Folha de S. Paulo
Habituar-se ao crime é anomalia, senão
mutação nas formas de associação estabelecidas
O fato de 61 candidatos em 44 cidades
do país portarem tornozeleiras eletrônicas e terem mandados de
prisão em aberto é sintoma de uma mutação nas relações sociais em que a
criminalidade passa por novas inflexões de natureza moral. O crime, parece,
começa a ganhar legitimidade. Não só entre nós: nos EUA, vários estados têm
leis que descriminalizam furtos de baixo valor. Em Nova York, o comércio já
tranca vitrines.
Lá, tenta-se evitar a superlotação das
prisões por ladrões de bens considerados essenciais, aqui o fenômeno pertence à
mafialização da vida social. Algo começa a ferir o princípio do Estado liberal,
cujo modelo francês é o "État-gendarme", Estado mínimo, restrito às
funções de Exército, Justiça e polícia, portanto, de manutenção inflexível do
status-quo burguês. A prática sempre velou para que a Justiça visasse com
prioridade as classes subalternas.
A fúria contra quem rouba um simples pão é tipificada no clássico "Os Miseráveis", de Victor Hugo, sobre a perseguição implacável de Jean Valjean pelo inspetor Javert. Desdobra-se na consciência em um ânimo punitivo com visão geralmente toldada para os grandes criminosos, porém, muito aguçada para os menores, que afetam em cheio a vida privada.

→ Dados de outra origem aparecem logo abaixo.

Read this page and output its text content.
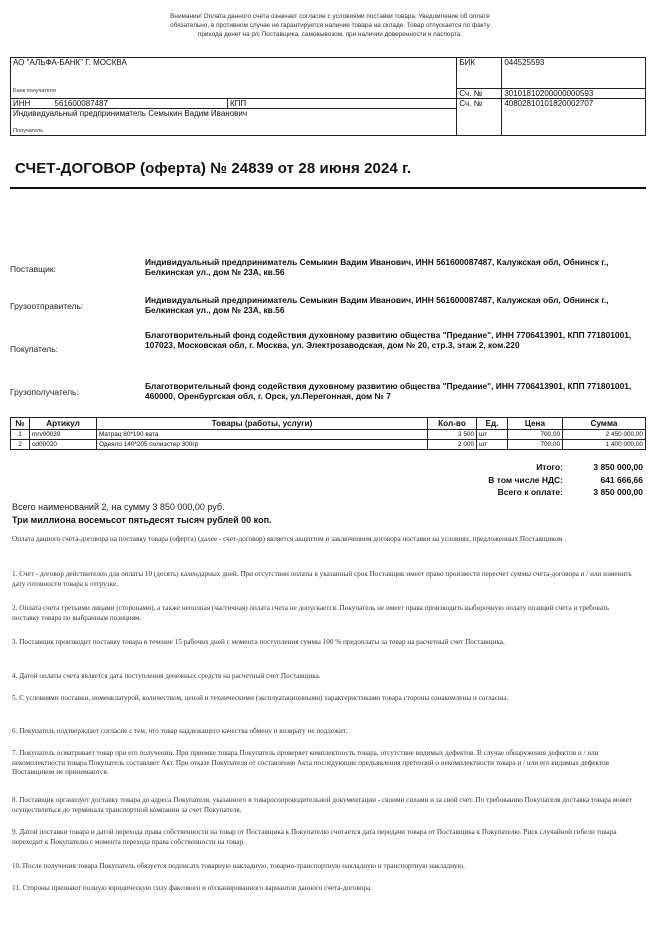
Внимание! Оплата данного счета означает согласие с условиями поставки товара. Уведомление об оплате
обязательно, в противном случае не гарантируется наличие товара на складе. Товар отпускается по факту
прихода денег на р/с Поставщика, самовывозом, при наличии доверенности и паспорта.
АО "АЛЬФА-БАНК" Г. МОСКВА		БИК	044525593

Банк получателя		Сч. №	30101810200000000593
ИНН 561600087487	КПП	Сч. №	40802810101820002707

Индивидуальный предприниматель Семыкин Вадим Иванович
Получатель			
СЧЕТ-ДОГОВОР (оферта) № 24839 от 28 июня 2024 г.
Поставщик:
Индивидуальный предприниматель Семыкин Вадим Иванович, ИНН 561600087487, Калужская обл, Обнинск г., Белкинская ул., дом № 23А, кв.56
Грузоотправитель:
Индивидуальный предприниматель Семыкин Вадим Иванович, ИНН 561600087487, Калужская обл, Обнинск г., Белкинская ул., дом № 23А, кв.56
Покупатель:
Благотворительный фонд содействия духовному развитию общества "Предание", ИНН 7706413901, КПП 771801001, 107023, Московская обл, г. Москва, ул. Электрозаводская, дом № 20, стр.3, этаж 2, ком.220
Грузополучатель:
Благотворительный фонд содействия духовному развитию общества "Предание", ИНН 7706413901, КПП 771801001, 460000, Оренбургская обл, г. Орск, ул.Перегонная, дом № 7
№	Артикул	Товары (работы, услуги)	Кол-во	Ед.	Цена	Сумма
1	mrv00039	Матрац 80*190 вата	3 500	шт	700,00	2 450 000,00
2	od00020	Одеяло 140*205 полиэстер 300гр	2 000	шт	700,00	1 400 000,00
Итого:	3 850 000,00
В том числе НДС:	641 666,66
Всего к оплате:	3 850 000,00
Всего наименований 2, на сумму 3 850 000,00 руб.
Три миллиона восемьсот пятьдесят тысяч рублей 00 коп.
Оплата данного счета-договора на поставку товара (оферта) (далее - счет-договор) является акцептом и заключением договора поставки на условиях, предложенных Поставщиком .
1. Счет - договор действителен для оплаты 10 (десять) календарных дней. При отсутствии оплаты в указанный срок Поставщик имеет право произвести пересчет суммы счета-договора и / или изменить дату готовности товара к отгрузке.
2. Оплата счета третьими лицами (сторонами), а также неполная (частичная) оплата счета не допускается. Покупатель не имеет права производить выборочную оплату позиций счета и требовать поставку товара по выбранным позициям.
3. Поставщик производит поставку товара в течение 15 рабочих дней с момента поступления суммы 100 % предоплаты за товар на расчетный счет Поставщика.
4. Датой оплаты счета является дата поступления денежных средств на расчетный счет Поставщика.
5. С условиями поставки, номенклатурой, количеством, ценой и техническими (эксплуатационными) характеристиками товара стороны ознакомлены и согласны.
6. Покупатель подтверждает согласие с тем, что товар надлежащего качества обмену и возврату не подлежит.
7. Покупатель осматривает товар при его получении. При приемке товара Покупатель проверяет комплектность товара, отсутствие видимых дефектов. В случае обнаружения дефектов и / или некомплектности товара Покупатель составляет Акт. При отказе Покупателя от составления Акта последующие предъявления претензий о некомплектности товара и / или его видимых дефектов Поставщиком не принимаются.
8. Поставщик организует доставку товара до адреса Покупателя, указанного в товаросопроводительной документации - своими силами и за свой счет. По требованию Покупателя доставка товара может осуществляться до терминала транспортной компании за счет Покупателя.
9. Датой поставки товара и датой перехода права собственности на товар от Поставщика к Покупателю считается дата передачи товара от Поставщика к Покупателю. Риск случайной гибели товара переходит к Покупателю с момента перехода права собственности на товар.
10. После получения товара Покупатель обязуется подписать товарную накладную, товарно-транспортную накладную и транспортную накладную.
11. Стороны признают полную юридическую силу факсового и отсканированного вариантов данного счета-договора.
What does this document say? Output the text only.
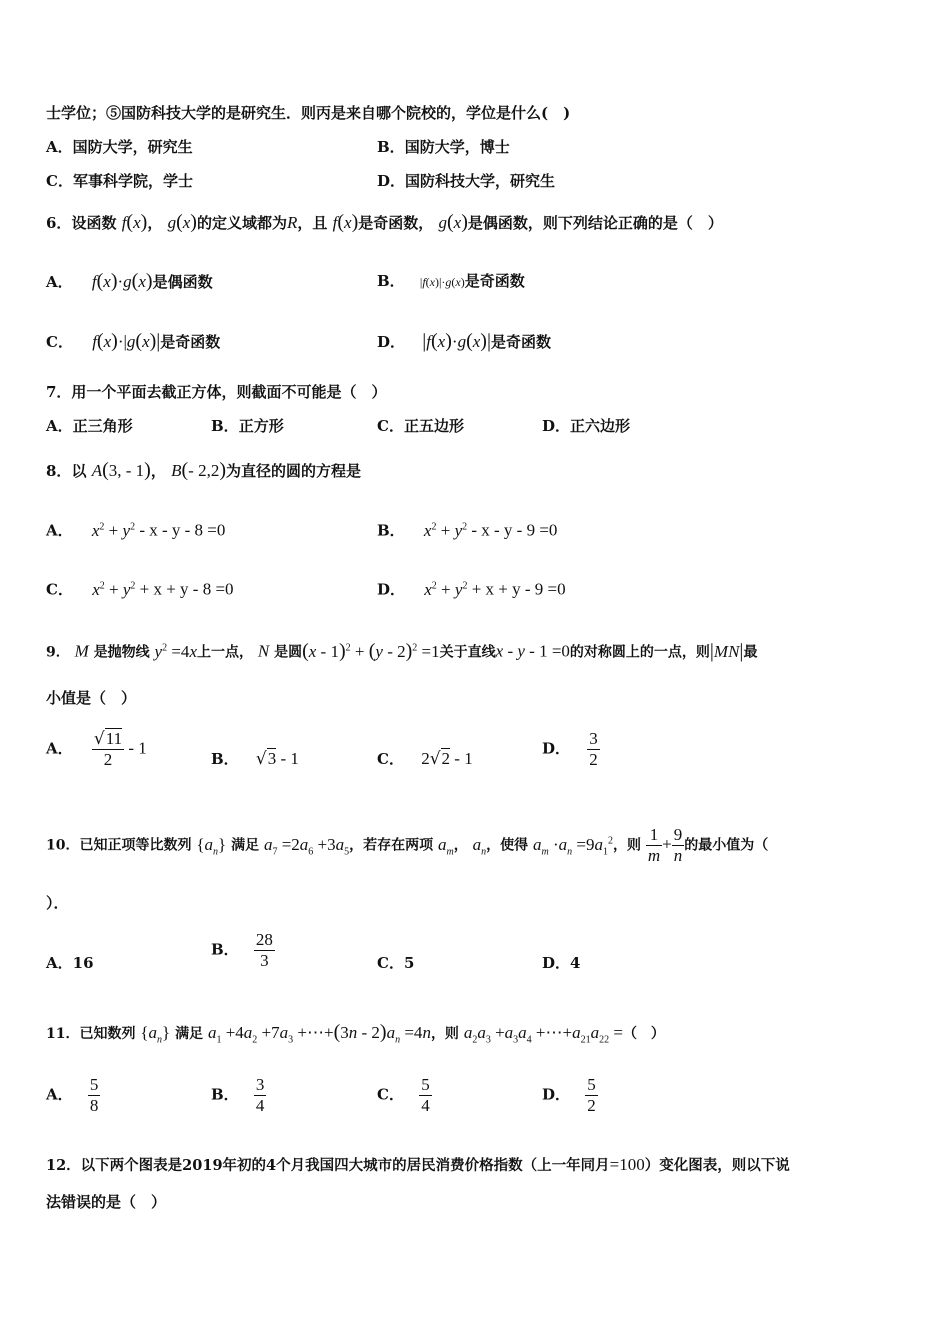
士学位；⑤国防科技大学的是研究生．则丙是来自哪个院校的，学位是什么(　)
A．国防大学，研究生	B．国防大学，博士
C．军事科学院，学士	D．国防科技大学，研究生
6．设函数 f(x)， g(x)的定义域都为R，且 f(x)是奇函数， g(x)是偶函数，则下列结论正确的是（　）
A． f(x)·g(x)是偶函数	B． |f(x)|·g(x)是奇函数
C． f(x)·|g(x)|是奇函数	D． |f(x)·g(x)|是奇函数
7．用一个平面去截正方体，则截面不可能是（　）
A．正三角形	B．正方形	C．正五边形	D．正六边形
8．以 A(3, - 1)， B(- 2,2)为直径的圆的方程是
A． $x^2 + y^2 - x - y - 8 =0$	B． $x^2 + y^2 - x - y - 9 =0$
C． $x^2 + y^2 + x + y - 8 =0$	D． $x^2 + y^2 + x + y - 9 =0$
9． M 是抛物线 $y^2 =4x$上一点， N 是圆(x - 1)$^2$ + (y - 2)$^2$ =1关于直线x - y - 1 =0的对称圆上的一点，则|MN|最
小值是（　）
A． $\frac{√11}{2} - 1$
B． √3 - 1	C． 2√2 - 1
D． $\frac{3}{2}$
10．已知正项等比数列 $\{a_n\}$ 满足 $a_7 =2a_6 +3a_5$，若存在两项 $a_m$， $a_n$，使得 $a_m \cdot a_n =9a_1^2$，则 $\frac{1}{m} + \frac{9}{n}$ 的最小值为（
）．
A．16
B． $\frac{28}{3}$	C．5	D．4
11．已知数列 $\{a_n\}$ 满足 $a_1 +4a_2 +7a_3$ +⋯+(3n - $2)a_n =4n$，则 $a_2a_3 +a_3a_4$ $+\cdots+a_{21}a_{22}$ =（　）
A． $\frac{5}{8}$	B． $\frac{3}{4}$	C． $\frac{5}{4}$	D． $\frac{5}{2}$
12．以下两个图表是2019年初的4个月我国四大城市的居民消费价格指数（上一年同月=100）变化图表，则以下说
法错误的是（　）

Em princípio, não existe um
"État-bandit", mas autoridades sempre compactuaram com criminosos. Às
vezes, em busca de equilíbrio na violência pública, outras, por motivos
escusos. Disso é ilustrativa a história da máfia americana, que registra pactos
secretos com figuras dos Poderes. Ou a da russa, que ajudou a montar a
cleptocracia de Putin, o homem mais rico do mundo, um Don Corleone
de quilate global.
A flexibilização da repressão antifurto nos
EUA contempla o descompasso entre a macroeconomia e a vida concreta, preços
altíssimos. Não é o caso do Brasil, onde em data recente um juiz do Supremo
manteve a pena da mulher que havia furtado um tubo de pasta de dente. Admirador
de Javert, talvez. Mas aqui se trata mesmo da infiltração do crime em todas as
instâncias dos Poderes: ministros suspeitos, bancadas parlamentares
cancerígenas. E segurança interna ameaçada por máfias nacionais, como PCC e
Comando Vermelho.
O Rio é vitrine do descontrole: massacres,
tiroteios diários, drones de guerra. Expropria-se celular, carro, moto (39 por
dia) e o bronze da memória da cidade. Roubam-se desde macacos do Jardim
Botânico até britadeira de operário em construção na rua.
Mafialização é o fenômeno, que contamina
moralmente a cidadania nacional. Não só infiltração no Estado, porém, em estado
nascente, anestesia coletiva para absorção psicossocial e banalização do
delito. De insensibilidade à violência, até a tomada de cargos públicos por
malfeitores. Governabilidade virou álibi para pacto com o crime. A própria
linguagem dos políticos lembra o jargão do submundo.
Toda sociabilidade tem caracterizações
psíquicas inerentes às regulações morais das instituições. Habituar-se ao crime
é anomalia, senão mutação nas formas de associação estabelecidas. Na ausência
de uma política antitética à mafialização pode estar sendo gestado um
Estado-bandido. Daí o sábio temor de Oscar Niemayer: "Hoje eu vejo,
tristemente, que Brasília nunca
deveria ter sido projetada em forma de avião, mas sim de camburão".
O crime é a única atividade organizada no país. E o bandido do colarinho branco perdeu a vergonha de colocar capuz e empunhar arma. Parece até se orgulhar disso.